Main field(s) of study and in-depth level:
Embedded Systems A1N
Explanation of codes
The code indicates the education cycle and in-depth level of the course in relation to other courses within the same main field of study according to the requirements for general degrees:
G1N: has only upper-secondary level entry requirements
G1F: has less than 60 credits in first-cycle course/s as entry requirements
G1E: contains specially designed degree project for Higher Education Diploma
G2F: has at least 60 credits in first-cycle course/s as entry requirements
G2E: has at least 60 credits in first-cycle course/s as entry requirements, contains degree project for Bachelor of Arts/Bachelor of Science
GXX: in-depth level of the course cannot be classified.
A1N: has only first-cycle course/s as entry requirements
A1F: has second-cycle course/s as entry requirements
A1E: contains degree project for Master of Arts/Master of Science (60 credits)
A2E: contains degree project for Master of Arts/Master of Science (120 credits)
AXX: in-depth level of the course cannot be classified.
Fail (U), Pass (3), Pass with credit (4), Pass with distinction (5)
The Faculty Board of Science and Technology
120 credits including Automatic Control I. Proficiency in English equivalent to the Swedish upper secondary course English 6.
On completion of the course, the student should be able to:
determine relations between multivariable dynamic models in form of state space models and transfer functions
analyse multivariable dynamic systems with respect to stability, sensitivity for disturbances, statistical properties, and controllability and observability
analyse dynamic systems influenced by noise, and to determine stationary variances for given linear models
design optimal observers (Kalman filters)
design controllers for linear multivariable systems based on linear quadratic (LQ) control
account for the principles behind model predictive control (MPC)
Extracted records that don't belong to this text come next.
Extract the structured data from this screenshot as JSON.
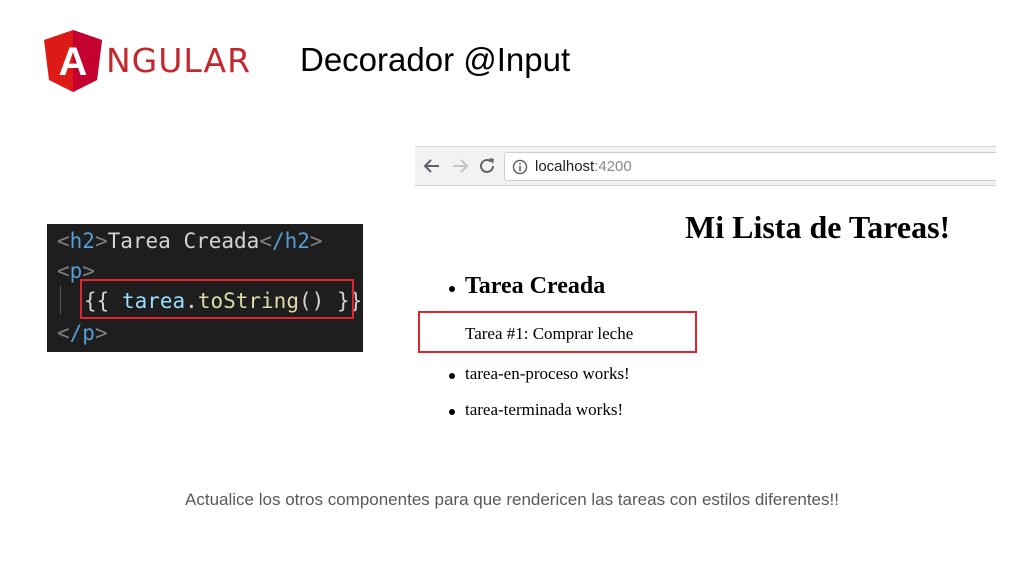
{
  "header": {
    "logo_text": "NGULAR",
    "logo_letter": "A",
    "title": "Decorador @Input"
  },
  "code": {
    "line1": {
      "open_tag": "h2",
      "text": "Tarea Creada",
      "close_tag": "/h2"
    },
    "line2": {
      "open_tag": "p"
    },
    "line3": {
      "open": "{{",
      "object": "tarea",
      "dot": ".",
      "method": "toString",
      "call": "()",
      "close": "}}"
    },
    "line4": {
      "close_tag": "/p"
    }
  },
  "browser": {
    "url_host": "localhost",
    "url_port": ":4200",
    "heading": "Mi Lista de Tareas!",
    "items": [
      {
        "title": "Tarea Creada",
        "detail": "Tarea #1: Comprar leche"
      },
      {
        "text": "tarea-en-proceso works!"
      },
      {
        "text": "tarea-terminada works!"
      }
    ]
  },
  "footer": {
    "note": "Actualice los otros componentes para que rendericen las tareas con estilos diferentes!!"
  },
  "colors": {
    "angular_red": "#c4282f",
    "highlight_red": "#e0262c",
    "code_bg": "#1e1e1e"
  },
  "icons": [
    "angular-logo-icon",
    "back-arrow-icon",
    "forward-arrow-icon",
    "reload-icon",
    "info-icon"
  ]
}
evaluate controllers in laboratory work on real processes
Mathematical description of linear multivariable systems in continuous and discrete time. Controllability and observability. Stability. Description of disturbances and their effects. Controller synthesis using linear quadratic theory and the separation theorem. Model predictive control.
Lectures, problem solving sessions, tutorials and laboratory work. Guest lecture. Non-compulsory homework assignments.
Written examination at the end of the course (4 credits). Passed laboratory course is also required (1 credit).
If there are special reasons for doing so, an examiner may make an exception from the method of assessment indicated and allow a student to be assessed by another method. An example of special reasons might be a certificate regarding special pedagogical support from the disability coordinator of the university.